>>25259102I second this. It takes hours making a satisfactory map, and that's (imo) the easy part. Hours and hours of scripting, testing, searching for solutions to and fixing bugs, editing encounters and creating trainer rosters with hand picked moves-most hacks become dead in the water when (usually a kid or teen) discovers rom hacking, sees all the flashy working hacks that were finished years ago or the current big projects (such as Liquid Crystal) and get ambitious notions. They make a couple of cool maps, they might script a couple of signs and NPCs and make every starter available in the first route (because it's a novelty to catch starters), change the lab starters, maybe even give Brock a Vulpix but sooner or later they give up because it's tedious, it's time consuming, and if you aren't careful, if you don't do rigorous testing at every turn, then you may have to restart completely and that's daunting as all hell.

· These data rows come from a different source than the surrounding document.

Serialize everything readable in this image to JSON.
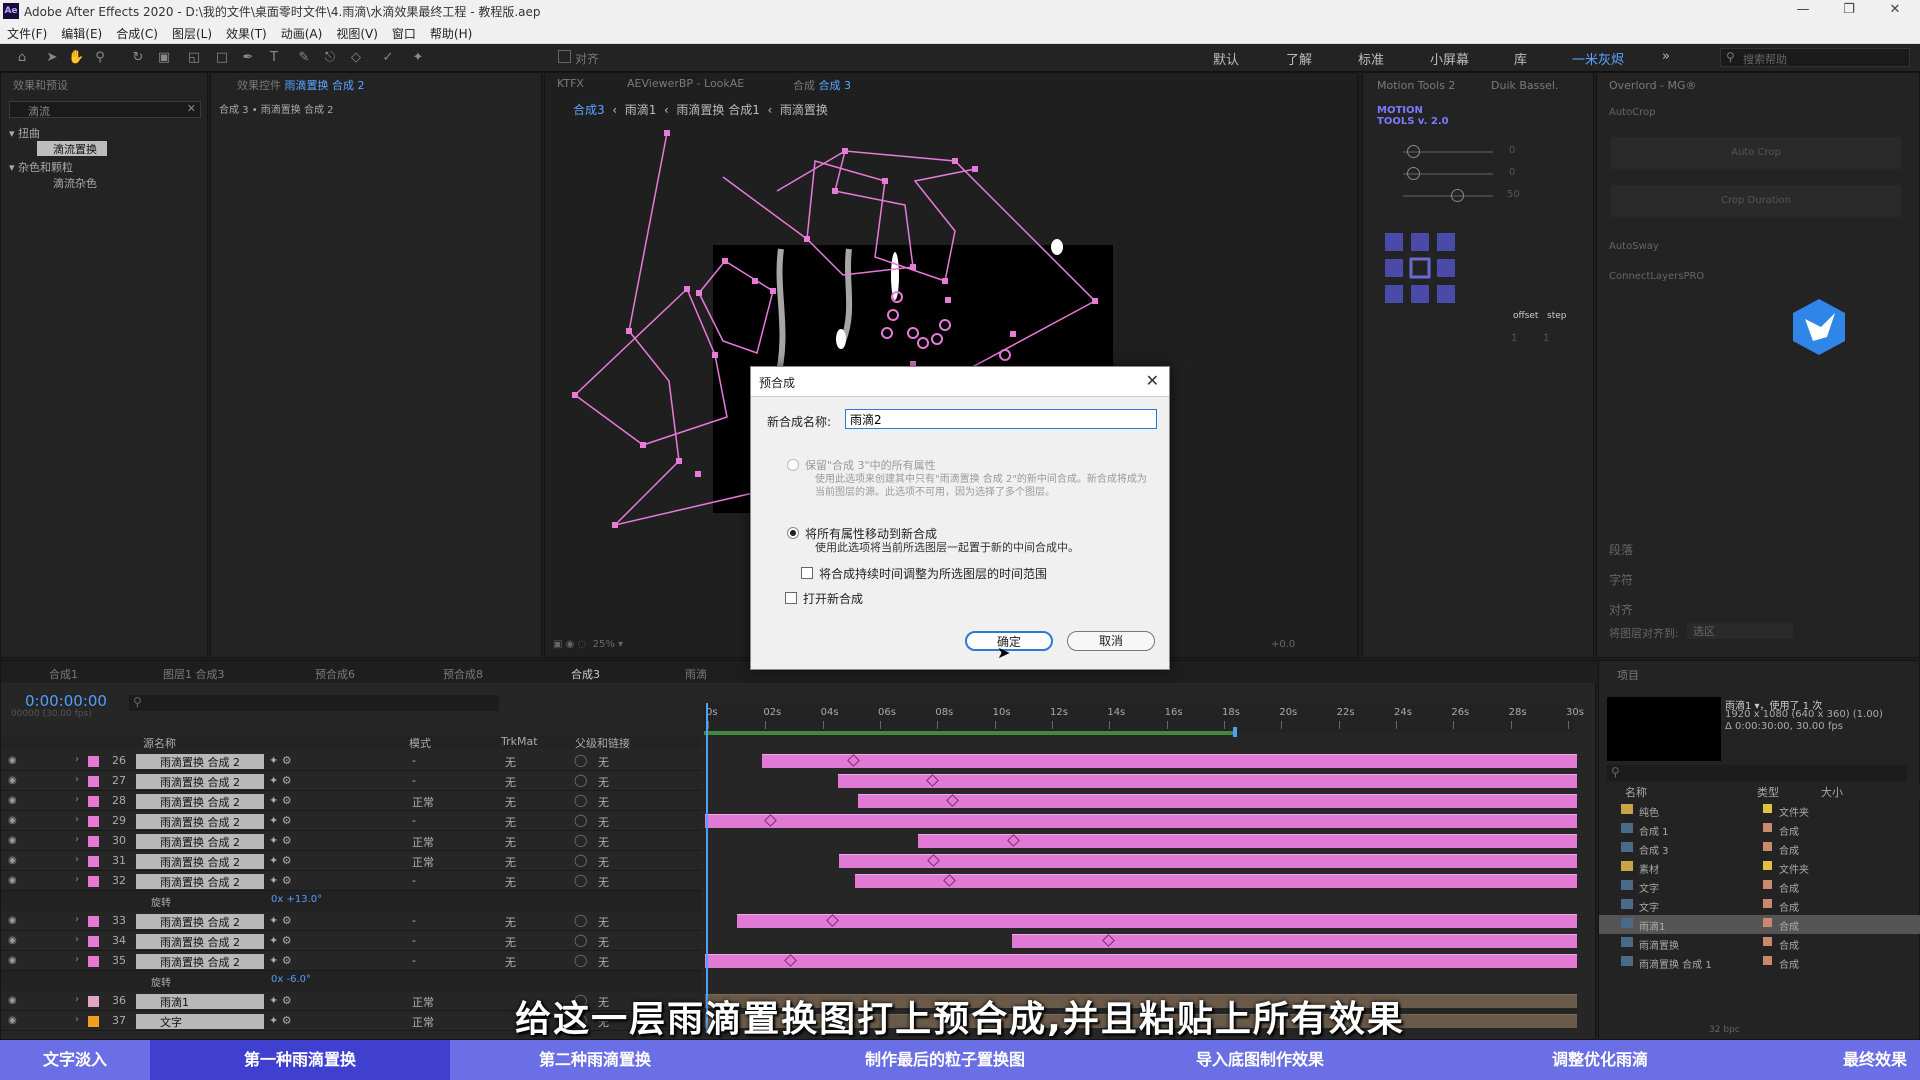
{
  "titlebar": {
    "title": "Adobe After Effects 2020 - D:\\我的文件\\桌面零时文件\\4.雨滴\\水滴效果最终工程 - 教程版.aep",
    "logo": "Ae"
  },
  "menu": [
    "文件(F)",
    "编辑(E)",
    "合成(C)",
    "图层(L)",
    "效果(T)",
    "动画(A)",
    "视图(V)",
    "窗口",
    "帮助(H)"
  ],
  "toolbar": {
    "align_label": "对齐"
  },
  "workspaces": [
    "默认",
    "了解",
    "标准",
    "小屏幕",
    "库",
    "一米灰烬"
  ],
  "workspace_active": "一米灰烬",
  "search_help_placeholder": "搜索帮助",
  "effects_panel": {
    "tab": "效果和预设",
    "search": "滴流",
    "categories": [
      {
        "name": "扭曲",
        "items": [
          "滴流置换"
        ]
      },
      {
        "name": "杂色和颗粒",
        "items": [
          "滴流杂色"
        ]
      }
    ]
  },
  "effect_controls": {
    "tab_prefix": "效果控件",
    "tab_target": "雨滴置换 合成 2",
    "breadcrumb": "合成 3 • 雨滴置换 合成 2"
  },
  "comp_tabs": {
    "tabs": [
      "KTFX",
      "AEViewerBP - LookAE"
    ],
    "active_prefix": "合成",
    "active": "合成 3",
    "breadcrumbs": [
      "合成3",
      "雨滴1",
      "雨滴置换 合成1",
      "雨滴置换"
    ]
  },
  "comp_view_footer": {
    "zoom": "25%",
    "exposure": "+0.0"
  },
  "motion_tools": {
    "tabs": [
      "Motion Tools 2",
      "Duik Bassel."
    ],
    "logo_line1": "MOTION",
    "logo_line2": "TOOLS v. 2.0",
    "values": [
      "0",
      "0",
      "50"
    ],
    "labels": [
      "offset",
      "step"
    ],
    "counters": [
      "1",
      "1"
    ]
  },
  "overlord_panel": {
    "tabs": [
      "Overlord - MG®"
    ],
    "items": [
      "AutoCrop",
      "Auto Crop",
      "Crop Duration",
      "AutoSway",
      "ConnectLayersPRO"
    ]
  },
  "side_panels": {
    "items": [
      "段落",
      "字符",
      "对齐"
    ],
    "align_to_label": "将图层对齐到:",
    "align_to_value": "选区"
  },
  "dialog": {
    "title": "预合成",
    "name_label": "新合成名称:",
    "name_value": "雨滴2",
    "option1_label": "保留\"合成 3\"中的所有属性",
    "option1_desc": "使用此选项来创建其中只有\"雨滴置换 合成 2\"的新中间合成。新合成将成为当前图层的源。此选项不可用，因为选择了多个图层。",
    "option2_label": "将所有属性移动到新合成",
    "option2_desc": "使用此选项将当前所选图层一起置于新的中间合成中。",
    "adjust_duration_label": "将合成持续时间调整为所选图层的时间范围",
    "open_new_label": "打开新合成",
    "ok_label": "确定",
    "cancel_label": "取消"
  },
  "timeline": {
    "tabs": [
      "合成1",
      "图层1 合成3",
      "预合成6",
      "预合成8",
      "合成3",
      "雨滴"
    ],
    "active_tab": "合成3",
    "timecode": "0:00:00:00",
    "frame_info": "00000 (30.00 fps)",
    "columns": {
      "source_name": "源名称",
      "mode": "模式",
      "trkmat": "TrkMat",
      "parent": "父级和链接"
    },
    "ruler": [
      "0s",
      "02s",
      "04s",
      "06s",
      "08s",
      "10s",
      "12s",
      "14s",
      "16s",
      "18s",
      "20s",
      "22s",
      "24s",
      "26s",
      "28s",
      "30s"
    ],
    "layers": [
      {
        "num": "26",
        "name": "雨滴置换 合成 2",
        "mode": "-",
        "trk": "无",
        "parent": "无",
        "start": 0.065,
        "key": 0.17
      },
      {
        "num": "27",
        "name": "雨滴置换 合成 2",
        "mode": "-",
        "trk": "无",
        "parent": "无",
        "start": 0.152,
        "key": 0.26
      },
      {
        "num": "28",
        "name": "雨滴置换 合成 2",
        "mode": "正常",
        "trk": "无",
        "parent": "无",
        "start": 0.175,
        "key": 0.283
      },
      {
        "num": "29",
        "name": "雨滴置换 合成 2",
        "mode": "-",
        "trk": "无",
        "parent": "无",
        "start": 0.0,
        "key": 0.075
      },
      {
        "num": "30",
        "name": "雨滴置换 合成 2",
        "mode": "正常",
        "trk": "无",
        "parent": "无",
        "start": 0.244,
        "key": 0.353
      },
      {
        "num": "31",
        "name": "雨滴置换 合成 2",
        "mode": "正常",
        "trk": "无",
        "parent": "无",
        "start": 0.154,
        "key": 0.262
      },
      {
        "num": "32",
        "name": "雨滴置换 合成 2",
        "mode": "-",
        "trk": "无",
        "parent": "无",
        "start": 0.172,
        "key": 0.28
      },
      {
        "num": "33",
        "name": "雨滴置换 合成 2",
        "mode": "-",
        "trk": "无",
        "parent": "无",
        "start": 0.037,
        "key": 0.146
      },
      {
        "num": "34",
        "name": "雨滴置换 合成 2",
        "mode": "-",
        "trk": "无",
        "parent": "无",
        "start": 0.352,
        "key": 0.462
      },
      {
        "num": "35",
        "name": "雨滴置换 合成 2",
        "mode": "-",
        "trk": "无",
        "parent": "无",
        "start": 0.0,
        "key": 0.098
      },
      {
        "num": "36",
        "name": "雨滴1",
        "mode": "正常",
        "trk": "",
        "parent": "无",
        "start": 0.0,
        "key": -1
      },
      {
        "num": "37",
        "name": "文字",
        "mode": "正常",
        "trk": "",
        "parent": "无",
        "start": 0.0,
        "key": -1
      }
    ],
    "rotation_label": "旋转",
    "rotation_values": [
      "0x +13.0°",
      "0x -6.0°"
    ]
  },
  "project_panel": {
    "tab": "项目",
    "selected_name": "雨滴1 ▾，使用了 1 次",
    "resolution": "1920 x 1080  (640 x 360) (1.00)",
    "duration": "Δ 0:00:30:00, 30.00 fps",
    "columns": [
      "名称",
      "类型",
      "大小"
    ],
    "items": [
      {
        "name": "纯色",
        "type": "文件夹"
      },
      {
        "name": "合成 1",
        "type": "合成"
      },
      {
        "name": "合成 3",
        "type": "合成"
      },
      {
        "name": "素材",
        "type": "文件夹"
      },
      {
        "name": "文字",
        "type": "合成"
      },
      {
        "name": "文字",
        "type": "合成"
      },
      {
        "name": "雨滴1",
        "type": "合成"
      },
      {
        "name": "雨滴置换",
        "type": "合成"
      },
      {
        "name": "雨滴置换 合成 1",
        "type": "合成"
      }
    ],
    "bpc": "32 bpc"
  },
  "subtitle": "给这一层雨滴置换图打上预合成,并且粘贴上所有效果",
  "chapters": [
    "文字淡入",
    "第一种雨滴置换",
    "第二种雨滴置换",
    "制作最后的粒子置换图",
    "导入底图制作效果",
    "调整优化雨滴",
    "最终效果"
  ],
  "colors": {
    "layer_pink": "#e17ad5",
    "accent_blue": "#5aa4ff",
    "chapter_bar": "#6b6fe6",
    "chapter_active": "#3f3fd0"
  }
}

Every day on forums dedicated to romhacking you see flash in the pan ideas with (honestly) shit stories and delusional grandiose ambitions and promises that die in a matter of days or weeks before any real progress is made. I know this because I started 3 or 4 hacks in that way before my current hack which is two weeks into production and I know may never actually see the light of day or fulfill every ambition I wish for it. Best case scenario the maps are done, the encounters changed, and a few trainers and gym leaders/elite four are different and a dozen people play it for a couple of hours before losing interest.
Any moron with a spark of creativity can stick Oak's Lab on a hill or turn Brock's gym into a cave, it takes discipline and attention to make something worth playing.